C1 has a miss rate of 100%; 12(2) + 12(25) = 324 cycles

Cache 2 has the lowest cycle count and thus performs the best in this account

### Question 5.2.4

Assume that 4 bytes = 1 word.

We can derive that the cache size is 32 KiB = 32768 B = 8192 words, assuming 32-bit addresses.

We can also derive that with a block size of 2 words, there are 4096 blocks. This implies we need 12 bits for the index field and 1 bit for the word offset. Using the formula for tag size:

$$32 - (12 + 1 + 2) = 17$$
 bits for tag size

For direct mapping, we also require 1 valid bit.

Total number of bits = 4096 (64 + 17 + 1)

Total number of bits = 335872 bits

C2 has 4 blocks, each 2 words; index = 2 bits; offset = 1 bit;

C2 has a miss rate of 75%; 12(3) + 9(25) = 261 cycles

C3 has a miss rate of 75%; 12(5) + 9(25) = 285 cycles

If we want to design a new cache with 16 word blocks with at least 33587 bits, we have to solve the following:

```
335872 <= blocks (blockSize + tagSize + validBitSize)
```

We know that validBitSize = 1, and that m=4, so  $2^{4+2}*8$  bytes is the blockSize

$$335872 \le blocks (512 + tagSize + 1)$$

We can rewrite the problem as:

$$335872 \le 2^{n}(512 + [32 - (n+4+2)] + 1)$$

$$335872 <= 2^n (539 - n)$$

 $n >= 9.39 \cong 10$  (we must round up)

This gives us a block size of 1024, or a total size of 67712 bytes.

For the second cache, although there may be a lower miss rate because each cycle access more data, there is a much larger penalty associated with each miss. The second cache will result in a longer access time since 16 blocks are being accessed per word, indicating that a miss is time-costly.

### Question 5.2.5

Assumptions: the direct-mapping will use the modulo method to get the cache block for a given memory address. If needed, we also assume that 4 bytes = 1 word. Also, the associative cache uses the least recently used replacement policy.

Direct mapping can have a high miss rate if we constantly read from addresses that map to the same block in the cache. For example, using the 32 KiB cache with a block size of 2 words, we have 4096 blocks. Hence, we would modulo the address with 4096.

$$0 \% 4096 = 0$$

$$4096 \% 4096 = 0$$

If we constantly alternated between these addresses, then every single read would be a miss because of the overwrite.
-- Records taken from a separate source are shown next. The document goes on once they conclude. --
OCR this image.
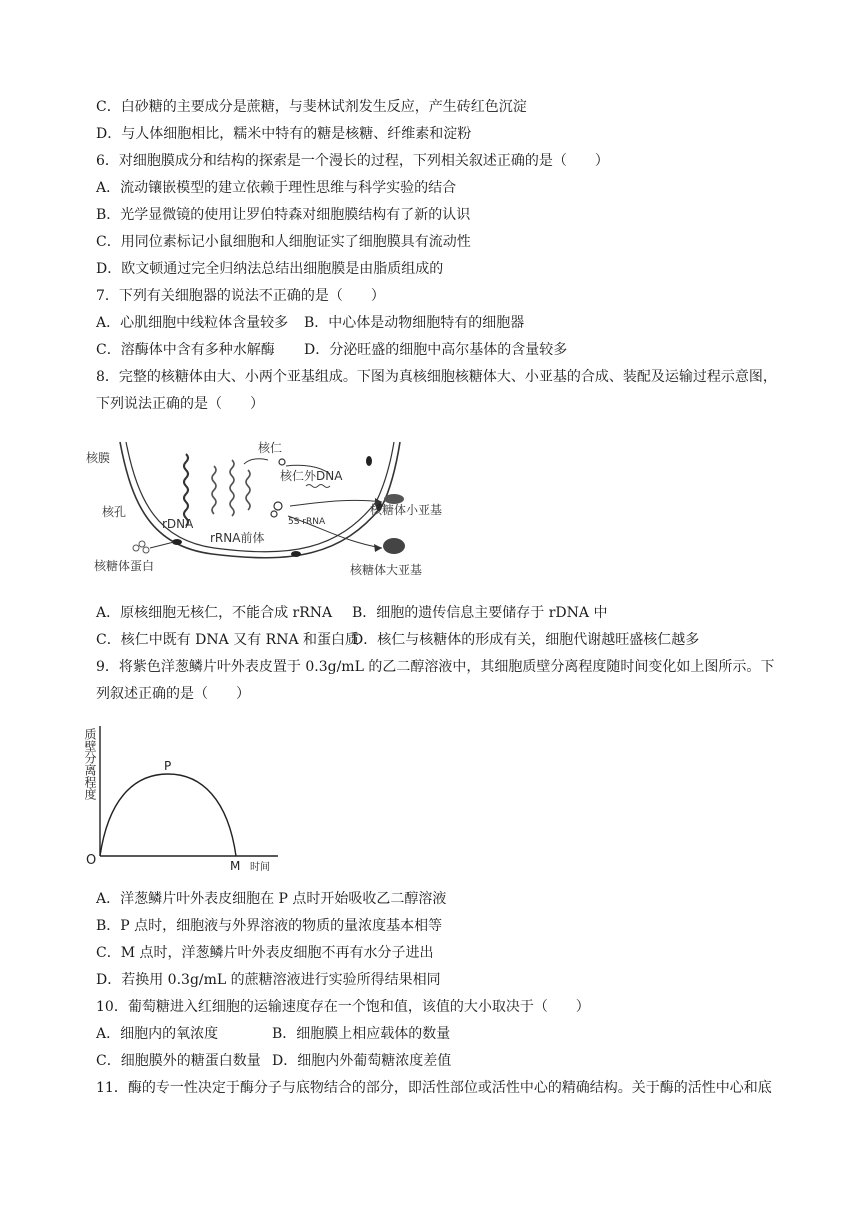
C．白砂糖的主要成分是蔗糖，与斐林试剂发生反应，产生砖红色沉淀
D．与人体细胞相比，糯米中特有的糖是核糖、纤维素和淀粉
6．对细胞膜成分和结构的探索是一个漫长的过程，下列相关叙述正确的是（　　）
A．流动镶嵌模型的建立依赖于理性思维与科学实验的结合
B．光学显微镜的使用让罗伯特森对细胞膜结构有了新的认识
C．用同位素标记小鼠细胞和人细胞证实了细胞膜具有流动性
D．欧文顿通过完全归纳法总结出细胞膜是由脂质组成的
7．下列有关细胞器的说法不正确的是（　　）
A．心肌细胞中线粒体含量较多 B．中心体是动物细胞特有的细胞器
C．溶酶体中含有多种水解酶 D．分泌旺盛的细胞中高尔基体的含量较多
8．完整的核糖体由大、小两个亚基组成。下图为真核细胞核糖体大、小亚基的合成、装配及运输过程示意图，
下列说法正确的是（　　）
核膜
核孔
核仁
核仁外DNA
rDNA	5S rRNA
rRNA前体
核糖体蛋白
核糖体小亚基
核糖体大亚基
A．原核细胞无核仁，不能合成 rRNA B．细胞的遗传信息主要储存于 rDNA 中
C．核仁中既有 DNA 又有 RNA 和蛋白质
D．核仁与核糖体的形成有关，细胞代谢越旺盛核仁越多
9．将紫色洋葱鳞片叶外表皮置于 0.3g/mL 的乙二醇溶液中，其细胞质壁分离程度随时间变化如上图所示。下
列叙述正确的是（　　）
质壁分离程度
O
P
M 时间
A．洋葱鳞片叶外表皮细胞在 P 点时开始吸收乙二醇溶液
B．P 点时，细胞液与外界溶液的物质的量浓度基本相等
C．M 点时，洋葱鳞片叶外表皮细胞不再有水分子进出
D．若换用 0.3g/mL 的蔗糖溶液进行实验所得结果相同
10．葡萄糖进入红细胞的运输速度存在一个饱和值，该值的大小取决于（　　）
A．细胞内的氧浓度	B．细胞膜上相应载体的数量
C．细胞膜外的糖蛋白数量 D．细胞内外葡萄糖浓度差值
11．酶的专一性决定于酶分子与底物结合的部分，即活性部位或活性中心的精确结构。关于酶的活性中心和底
On the other hand, using a 2-way associative 2 KiB cache with a block size of 1 word, we have 512 blocks.

2-way associativity implies there would be 256 sets. Hence, we would modulo the address with 256.

$$0 \% 256 = 0$$

$$4096 \% 256 = 0$$

Since this is a set of two blocks, there are only two misses (first two reads). Beyond then, the remaining reads will all be hits.

Hence, the reads can be: 0, 4096, 0, 4096, 0, 4096,...

An advantage is that even with a much lower capacity, the system is quite robust. It is able to handle the case of same mapping quite well because it can store addresses with the same index. Hence, there is a lower miss rate. On the other hand, there is a higher hit time with the two-way set associative cache. Not only are we no comparing to check the index, but we must look within

the set to find the correct block as well. This also requires extra hardware (such as comparators). Another disadvantage for this specific two-way associative cache may be that if read requests looked like:

 $0, 4096, 8192, 0, 4096, 8192, \dots$ 

then the miss rate would be equally bad in both cases. This is because the third read is a miss, but it also replaces the block from memory address 0 under the LRU policy. The next read request is block 0 which obviously is a miss.